The Yellowstone 7.5 Magnitude Earthquake Detailed in a Short Animation

Numerous visitors have been left traumatized after suffering terrible experience back in 1959, as a massive 7.5 magnitude earthquake erupted in Madison Canyon, in the west part of the Yellowstone national park, and there are dreadful imaging that depicts the event taking place.

The Yellowstone caldera, hidden underneath the first-ever United States national park, is widely known as a supervolcano because of its capacity to produce damage on a global level. Found below the states of Wyoming, Montana, and Idaho, the massive volcano is continually monitored by the United States Geological Survey (USGS) for traces of a possible eruption.

A Disastrous Event

Although most of these occurrences are not close to the levels indicating a possible eruption, the 1959 Hebgen Lake earthquake that blew up on August 17th, 1959, was a totally different story.

The 7.5 magnitude earthquake ended up producing massive damage, including 28 fatalities and a giant $245 million today in repairs to highways and forests. Back in 2012, the US Forest Service uploaded a video on YouTube depicting the terrifying series of events through an animation.

The narrator said: “Just before midnight on August 17th, 1959, one of nature’s most terrifying forces was unleashed in this narrow canyon. An earthquake measuring 7.5 on the Richter scale jolted the ground, at the time, it was the fourth-strongest quake ever recorded in the United States. This computer animation shows the sequence of events that happened under the cover of darkness.”

According to the narrative, the epicenter of the quake, the Red Canyon, and Hebgen Lake Fault lines fissured and fell more than 20 feet. Three massive scarps broke through the Madison River Canyon, and within seconds, the earthquake produced the most damaging blow at the place where the canyon fells into the plains, as a gigantic block of canyon wall was cut off and began to slid with incredible speed and force into the Maddison River and towards the opposite canyon wall.

“The section of rock, three-quarts of a mile wide, hit the river like a platter dropping into a pan of water. The landslide displaced water in every direction, instantly, the slide dammed the river and water began to build-up behind the slide forming Earthquake Lake.
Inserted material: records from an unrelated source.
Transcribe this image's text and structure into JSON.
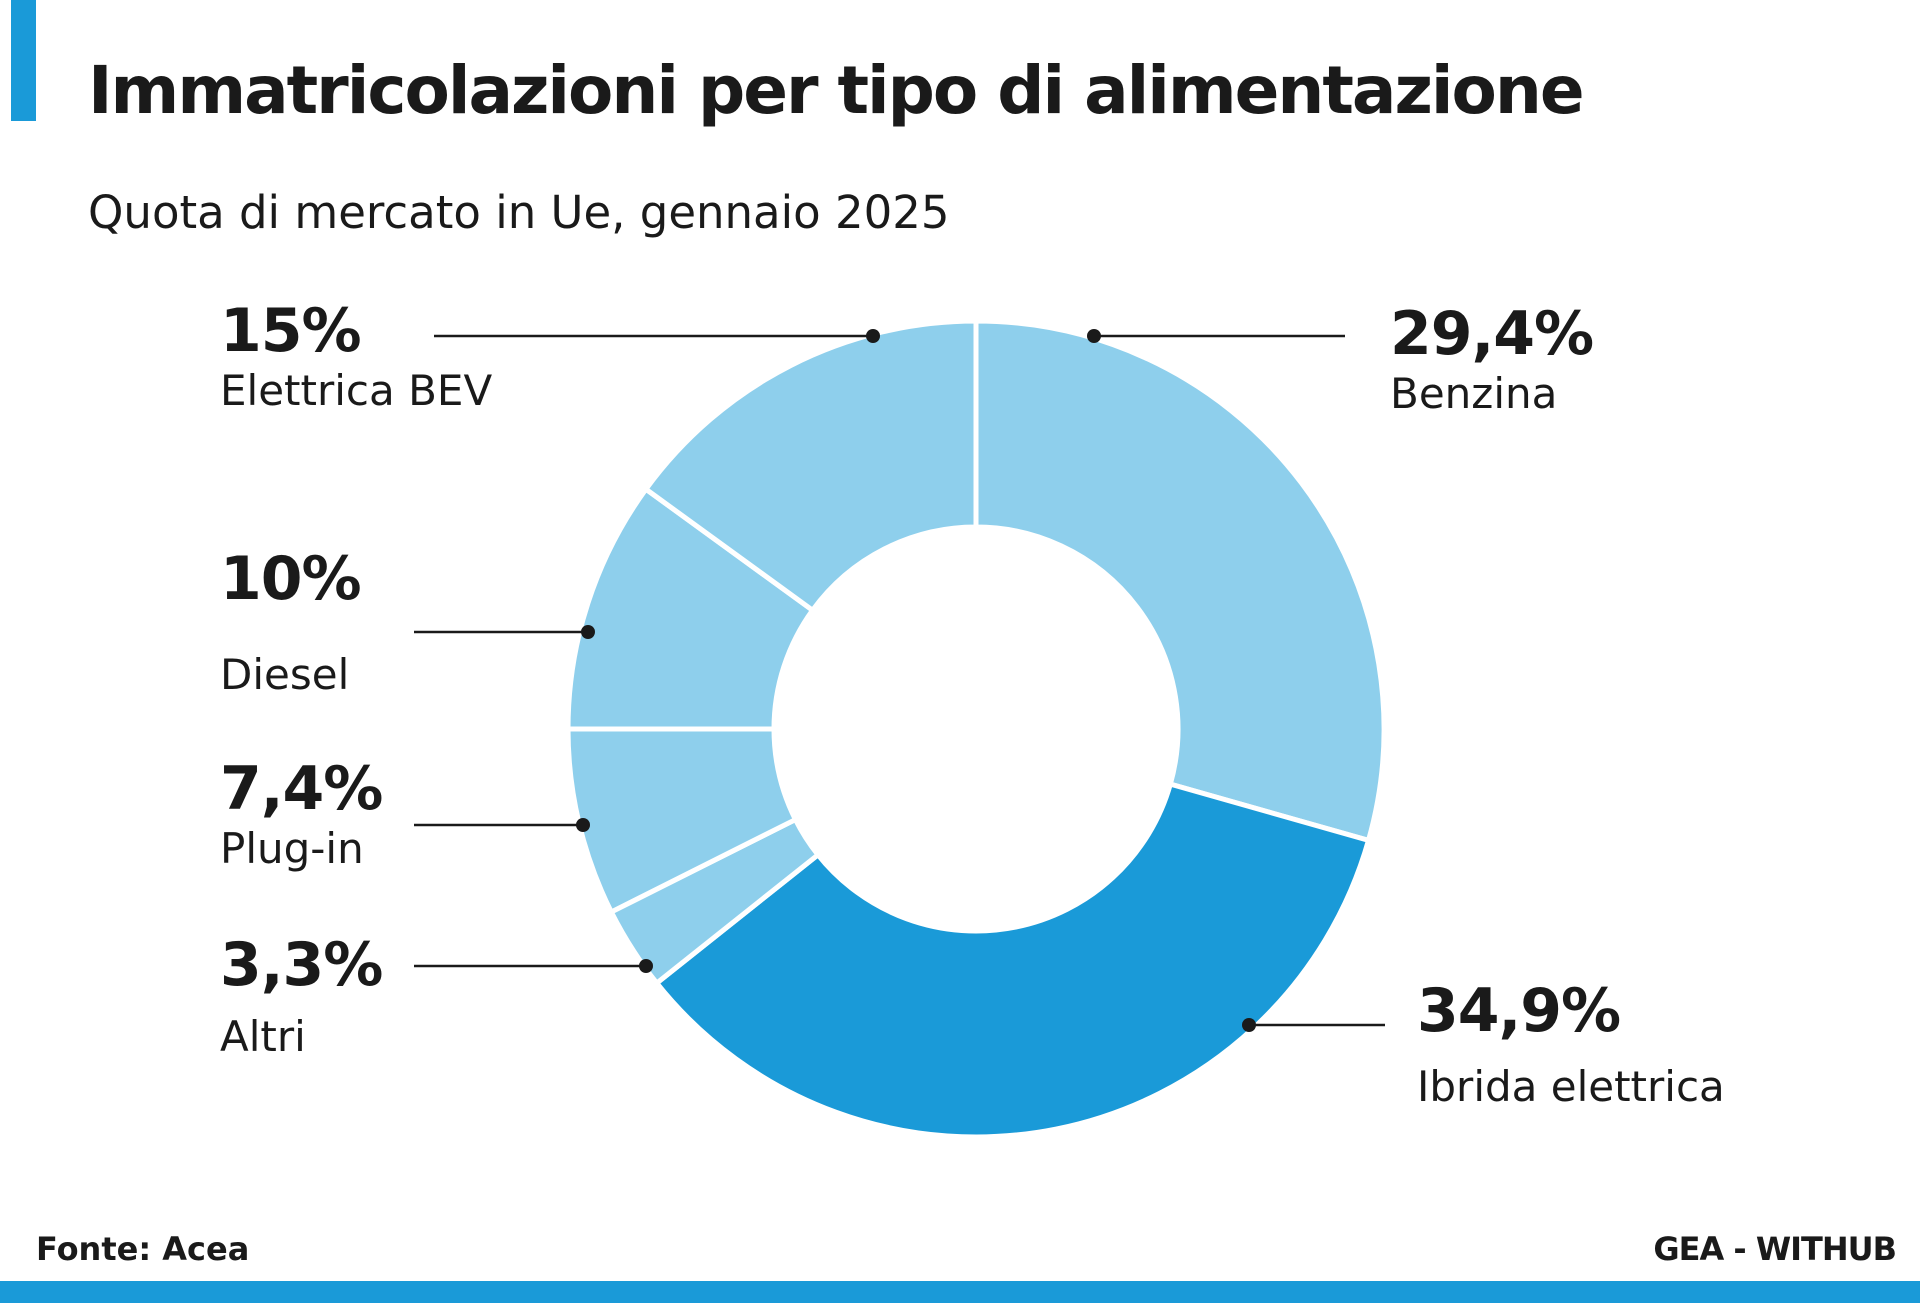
{
  "header": {
    "title": "Immatricolazioni per tipo di alimentazione",
    "subtitle": "Quota di mercato in Ue, gennaio 2025"
  },
  "footer": {
    "source": "Fonte: Acea",
    "credit": "GEA - WITHUB"
  },
  "colors": {
    "accent": "#1a9ad8",
    "light_slice": "#8ecfec",
    "dark_slice": "#1a9ad8",
    "text": "#1a1a1a"
  },
  "chart_data": {
    "type": "pie",
    "style": "donut",
    "title": "Immatricolazioni per tipo di alimentazione",
    "subtitle": "Quota di mercato in Ue, gennaio 2025",
    "slices": [
      {
        "label": "Benzina",
        "value": 29.4,
        "display": "29,4%"
      },
      {
        "label": "Ibrida elettrica",
        "value": 34.9,
        "display": "34,9%"
      },
      {
        "label": "Altri",
        "value": 3.3,
        "display": "3,3%"
      },
      {
        "label": "Plug-in",
        "value": 7.4,
        "display": "7,4%"
      },
      {
        "label": "Diesel",
        "value": 10,
        "display": "10%"
      },
      {
        "label": "Elettrica BEV",
        "value": 15,
        "display": "15%"
      }
    ],
    "highlighted": "Ibrida elettrica",
    "legend": "none"
  }
}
At the same time this was happening, upstream another disaster was in the making. Hebgen Lake, created in 1915 when the Hebgen Dam was built, was sloshing over its banks, like water in a pale,” the video narrator explained.

A Second Disaster

The landslide made massive amounts of water to drench anyone camping in the area. When the north portion of the lake fell about 20 feet, gigantic waves known as seiches were created. These waves overtopped the barrier and ended up in the river downstream. The massive damage happened in seconds.

The documentary continued describing the utter panic of those trying to escape the disaster.

It narrated: “The Hebgen Lake Earthquake struck on a calm, clear, moonlit night at the peak of the tourist season in Yellowstone. That night, at least 18,000 people were in the park, and around the region, campgrounds and local motels were filled to capacity.”

“The quake rocked the land so violently that travelers awoke to sheer terror, many hearing the roar of the rockslide, the crashing of the huge waves and the rumbling of car-sized boulders tumbling off the canyon walls. As Earthquake Lake quickly began to fill, frightened campers had to flee for their lives, but the road they had driven in on was now cracked into pieces,” the narrator detailed.

Numerous deaths were recorded, but 250 people managed to survive as they rushed uphill away from the water.